Officially, I’ve actually been a software architect and unofficially I’ve done some as the need arose in large clients. I’m not one but I’ve spent the better part of 15 years working with people who are, whether they called themselves this or not.
What I found interesting was how many contradictory pieces of advise that there were.
And how each of them was entirely correct.
This is often the way. Warren Kinston and Jimmy Algie’s decision-making/action languages (now part of Kinston’s Taxonomy of the Human Element in Endeavour) describe seven different approaches that people take when deliberating about action. It’s not about when you just decide to do something, but the approach that you take when you actually have to deliberate. Software architects tend to favor a particular approach, but they (like the rest of us) are represented in every approach.
Which was shown in 97 Things.
People talk about how you need to design upfront properly.
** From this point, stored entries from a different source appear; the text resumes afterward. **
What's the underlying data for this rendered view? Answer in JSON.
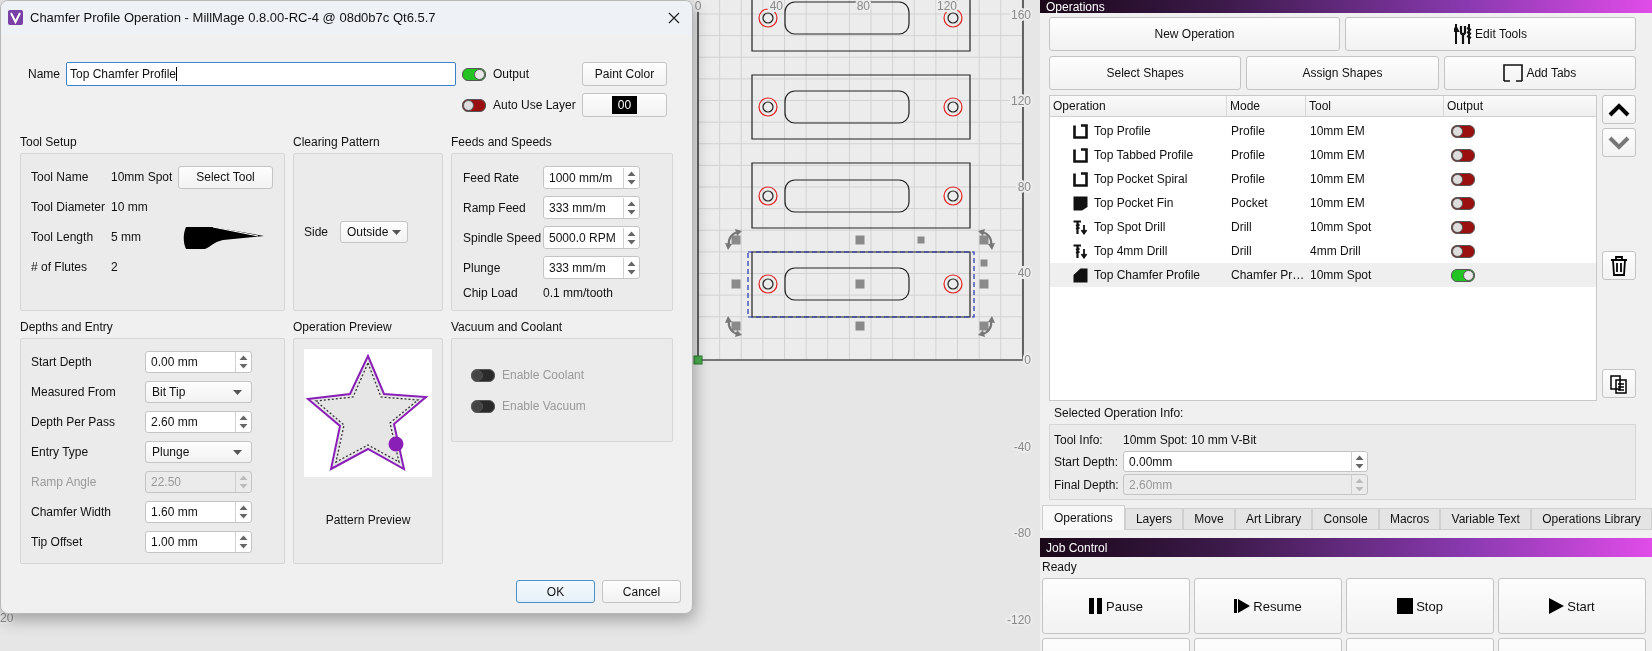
{
  "dialog": {
    "title": "Chamfer Profile Operation - MillMage 0.8.00-RC-4 @ 08d0b7c Qt6.5.7",
    "name_label": "Name",
    "name_value": "Top Chamfer Profile",
    "output": {
      "label": "Output",
      "on": true
    },
    "paint_color_button": "Paint Color",
    "auto_use_layer": {
      "label": "Auto Use Layer",
      "on": false
    },
    "layer": "00",
    "tool_setup": {
      "title": "Tool Setup",
      "select_button": "Select Tool",
      "rows": [
        {
          "label": "Tool Name",
          "value": "10mm Spot"
        },
        {
          "label": "Tool Diameter",
          "value": "10 mm"
        },
        {
          "label": "Tool Length",
          "value": "5 mm"
        },
        {
          "label": "# of Flutes",
          "value": "2"
        }
      ]
    },
    "clearing_pattern": {
      "title": "Clearing Pattern",
      "side_label": "Side",
      "side_value": "Outside"
    },
    "feeds_and_speeds": {
      "title": "Feeds and Speeds",
      "fields": [
        {
          "label": "Feed Rate",
          "value": "1000 mm/m",
          "kind": "spin"
        },
        {
          "label": "Ramp Feed",
          "value": "333 mm/m",
          "kind": "spin"
        },
        {
          "label": "Spindle Speed",
          "value": "5000.0 RPM",
          "kind": "spin"
        },
        {
          "label": "Plunge",
          "value": "333 mm/m",
          "kind": "spin"
        },
        {
          "label": "Chip Load",
          "value": "0.1 mm/tooth",
          "kind": "text"
        }
      ]
    },
    "depths_and_entry": {
      "title": "Depths and Entry",
      "fields": [
        {
          "label": "Start Depth",
          "value": "0.00 mm",
          "kind": "spin",
          "disabled": false
        },
        {
          "label": "Measured From",
          "value": "Bit Tip",
          "kind": "dropdown",
          "disabled": false
        },
        {
          "label": "Depth Per Pass",
          "value": "2.60 mm",
          "kind": "spin",
          "disabled": false
        },
        {
          "label": "Entry Type",
          "value": "Plunge",
          "kind": "dropdown",
          "disabled": false
        },
        {
          "label": "Ramp Angle",
          "value": "22.50",
          "kind": "spin",
          "disabled": true
        },
        {
          "label": "Chamfer Width",
          "value": "1.60 mm",
          "kind": "spin",
          "disabled": false
        },
        {
          "label": "Tip Offset",
          "value": "1.00 mm",
          "kind": "spin",
          "disabled": false
        }
      ]
    },
    "operation_preview": {
      "title": "Operation Preview",
      "caption": "Pattern Preview"
    },
    "vacuum_and_coolant": {
      "title": "Vacuum and Coolant",
      "toggles": [
        {
          "label": "Enable Coolant",
          "on": false,
          "disabled": true
        },
        {
          "label": "Enable Vacuum",
          "on": false,
          "disabled": true
        }
      ]
    },
    "buttons": [
      {
        "label": "OK",
        "default": true
      },
      {
        "label": "Cancel",
        "default": false
      }
    ]
  },
  "canvas": {
    "x_ticks": [
      "0",
      "40",
      "80",
      "120"
    ],
    "y_ticks": [
      "160",
      "120",
      "80",
      "40",
      "0",
      "-40",
      "-80",
      "-120"
    ],
    "ruler_label": "20"
  },
  "operations": {
    "title": "Operations",
    "button_rows": [
      [
        {
          "label": "New Operation",
          "kind": "plain"
        },
        {
          "label": "Edit Tools",
          "kind": "tools"
        }
      ],
      [
        {
          "label": "Select Shapes",
          "kind": "plain"
        },
        {
          "label": "Assign Shapes",
          "kind": "plain"
        },
        {
          "label": "Add Tabs",
          "kind": "tabs"
        }
      ]
    ],
    "columns": [
      "Operation",
      "Mode",
      "Tool",
      "Output"
    ],
    "rows": [
      {
        "kind": "profile",
        "name": "Top Profile",
        "mode": "Profile",
        "tool": "10mm EM",
        "output": false,
        "selected": false
      },
      {
        "kind": "profile",
        "name": "Top Tabbed Profile",
        "mode": "Profile",
        "tool": "10mm EM",
        "output": false,
        "selected": false
      },
      {
        "kind": "profile",
        "name": "Top Pocket Spiral",
        "mode": "Profile",
        "tool": "10mm EM",
        "output": false,
        "selected": false
      },
      {
        "kind": "pocket",
        "name": "Top Pocket Fin",
        "mode": "Pocket",
        "tool": "10mm EM",
        "output": false,
        "selected": false
      },
      {
        "kind": "drill",
        "name": "Top Spot Drill",
        "mode": "Drill",
        "tool": "10mm Spot",
        "output": false,
        "selected": false
      },
      {
        "kind": "drill",
        "name": "Top 4mm Drill",
        "mode": "Drill",
        "tool": "4mm Drill",
        "output": false,
        "selected": false
      },
      {
        "kind": "chamfer",
        "name": "Top Chamfer Profile",
        "mode": "Chamfer Pr…",
        "tool": "10mm Spot",
        "output": true,
        "selected": true
      }
    ],
    "side_buttons": [
      {
        "kind": "up",
        "disabled": false
      },
      {
        "kind": "down",
        "disabled": true
      },
      {
        "kind": "delete",
        "disabled": false
      },
      {
        "kind": "copy",
        "disabled": false
      }
    ],
    "info_title": "Selected Operation Info:",
    "tool_info": {
      "label": "Tool Info:",
      "value": "10mm Spot: 10 mm V-Bit"
    },
    "depths": [
      {
        "label": "Start Depth:",
        "value": "0.00mm",
        "disabled": false
      },
      {
        "label": "Final Depth:",
        "value": "2.60mm",
        "disabled": true
      }
    ],
    "tabs": [
      {
        "label": "Operations",
        "selected": true
      },
      {
        "label": "Layers",
        "selected": false
      },
      {
        "label": "Move",
        "selected": false
      },
      {
        "label": "Art Library",
        "selected": false
      },
      {
        "label": "Console",
        "selected": false
      },
      {
        "label": "Macros",
        "selected": false
      },
      {
        "label": "Variable Text",
        "selected": false
      },
      {
        "label": "Operations Library",
        "selected": false
      }
    ]
  },
  "job_control": {
    "title": "Job Control",
    "status": "Ready",
    "buttons": [
      {
        "label": "Pause",
        "kind": "pause"
      },
      {
        "label": "Resume",
        "kind": "resume"
      },
      {
        "label": "Stop",
        "kind": "stop"
      },
      {
        "label": "Start",
        "kind": "start"
      }
    ]
  }
}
Others talk about how you need to just get to work and let things grow organically. Some talk about pilot programs as little models of the larger one. Others talk about them as “develop and throw away”, something like the initial drafting I do as a writer. Some tell how you must get the smartest problem-solvers while another argues that obsessive problem-solving keeps us from getting to the root matter and eliminating the need.
All illustrating an important point: there is no one, single, best way to do software.
If you are a software developer or manage them, you are right now thinking up your response to say how I’m naive and obviously don’t understand software. You will all agree on me being an idiot but you won’t agree on the approach to take. Q.E.D. The best software approach depends on the project, the requirements, the platforms, the other platforms, the programmers, the customers, the support staff — essentially the entire socio-technical situation.
Unfortunately, even if software architects learned this, they would still be battling the Business. Business managers are primarily Pragmatics and look for “low-hanging fruit” even when it will make the project longer or even impossible. This is how Internet Explorer has remained a dominant force in many business web sites even though it is insecure and long-in-the-tooth (it celebrates its tenth birthday in August 2010). Business managers wanted quick solutions but demanded that things work in very particular ways. Software architects hacked together solutions based on IE6’s peculiarities and the companies are now stuck. Pragmatics won’t do an upgrade unless there is a crisis, and they sunk so much money into hobbling together internal IE6-based applications that they can’t get rid of it. One wonders why they can’t encapsulate it via Wine or Crossover Office, but it makes perfect sense to Pragmatic business managers.
Of course, Kinston and Algie’s decision approaches / action languages don’t come into play until we are talking about Human Endeavours. Where people are sill ruled by Monkey Sense — acting like baboons when things go against them — there’s not much that decision languages can do.